In the group of Andreas Herrmann, professor of Molecular Biophysics at the Humboldt-University in Berlin, we aim to understand the initial steps of the influenza virus infection. Due to a lack of specialized proteins, viruses by themselves are not able to reproduce. To compensate for this limitation, they highjack the protein machinery of their host cell. To this end, the virus features proteins on its surface to find and attach to a suitable host cell. The most abundant of these so-called spike proteins, hemagglutinin (HA), mediates the initial viral attachment to the surface of the cell. This protein is already of high medical relevance since HAs of the relevant influenza strains are used as part of a vaccine to immunize people against the yearly influenza. But, what if you are already infected?

Current therapies target viral proteins that are necessary during later steps of the influenza replication cycle, however, there is a strong tendency of viruses to develop resistances against these therapies. Thus, we want to find a different strategy: prevent the virus attachment to the host cell surface in the first place. To understand this initial step of influenza virus infection, we measure the force that is required to attach a single virus particle to a host cell. But, how is it possible to measure such tiny forces?

Together with biophysicists from the University of Linz, we put single viruses on a microscopic leash. The leashing molecule is attached to a very sharp tip that is used as a surface sensor. This technique is called atomic force microscopy (AFM) and works, in principle, like a record player. The record or disc is the sample and the cantilever carries the tip to probe the surface of the sample. Rather than making music, the cantilever is used as a fishing pole to lower the leashed virus into a pool of cells. Once a virus is bound, it is immediately pulled back and lowered again. Each time a virus is detached from the surface of a cell, the necessary force is detected. By using this technique, we are able to measure the forces between individual HA proteins and the cell surface receptors. We found that the force is only about 10 piconewton. To get an idea of this number, imagine all people of the world lifting a single 1 Euro coin—each person would have to invest a force of 10 piconewton.
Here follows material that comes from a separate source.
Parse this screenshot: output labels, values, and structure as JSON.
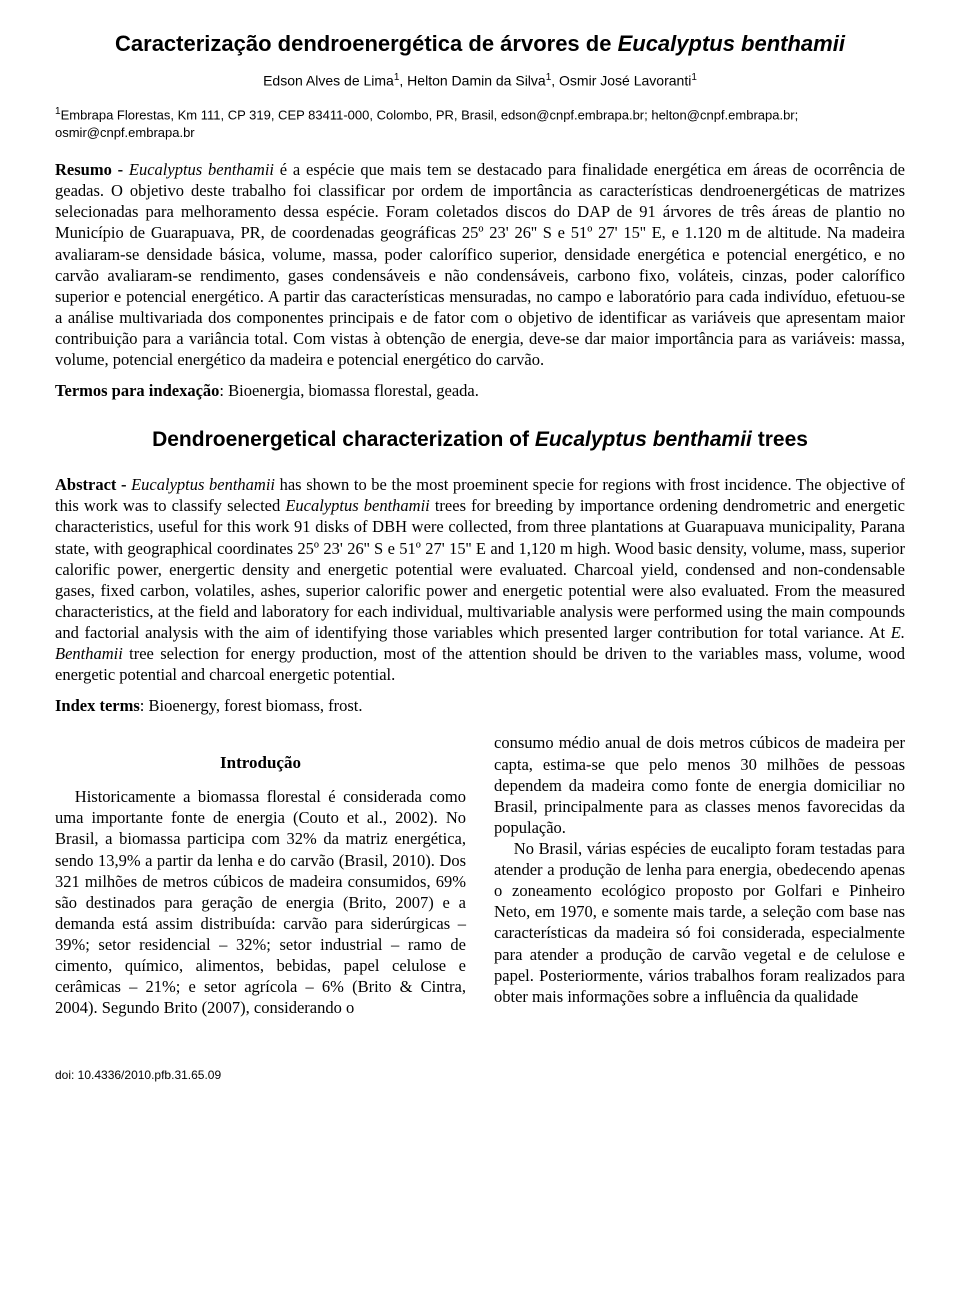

In addition, in comparison with other forces in viral or bacterial systems, this force is extremely small and thus has an important consequence: the virus must form multiple bonds in order to bind itself stably to a host cell.

This multiple bond mechanism is called multivalency and is observed in other parts of nature. For instance, a gecko walking on a flat glass surface keeps himself of the ground by using multiple hair-like structures on his feet. Each of these hairs also forms a very weak interaction, but all together they enable the gecko to climb on almost every material. The multivalent effect has another advantage: due to the weakness of every single bond, it is easier to lose and re-form them individually. Of course, the gecko wants to move, so must the virus -- once attached, it has to stay in motion in order to find a suitable region to enter the cell.

We now use this attachment mechanism to develop new antiviral drugs that inhibit the binding of the virus to the host cell. Within a German Research Foundation (SFB 765) funded collaboration with chemists from the Free University in Berlin, we designed multivalent particles, inspired from the viral structure itself. These nanoparticles are spherical and present multiple copies of the HA cellular receptor. Using such particles to inhibit an influenza virus sample, we discovered that the size of the particle and the number of receptors play an important role and can dramatically change their efficiency. An optimal effect was achieved by selecting a diameter that actually matched the size of the virus, with the receptor density about 10 times higher than the number of HAs on the virus. In this configuration, the nanoparticles mimic the cell surface and can efficiently capture viruses before they can bind to the host cell surface.

This work shows that by learning from nature, inhibitors can be developed that mimic the cell surface, which can efficiently bind influenza viruses to suppress their infection.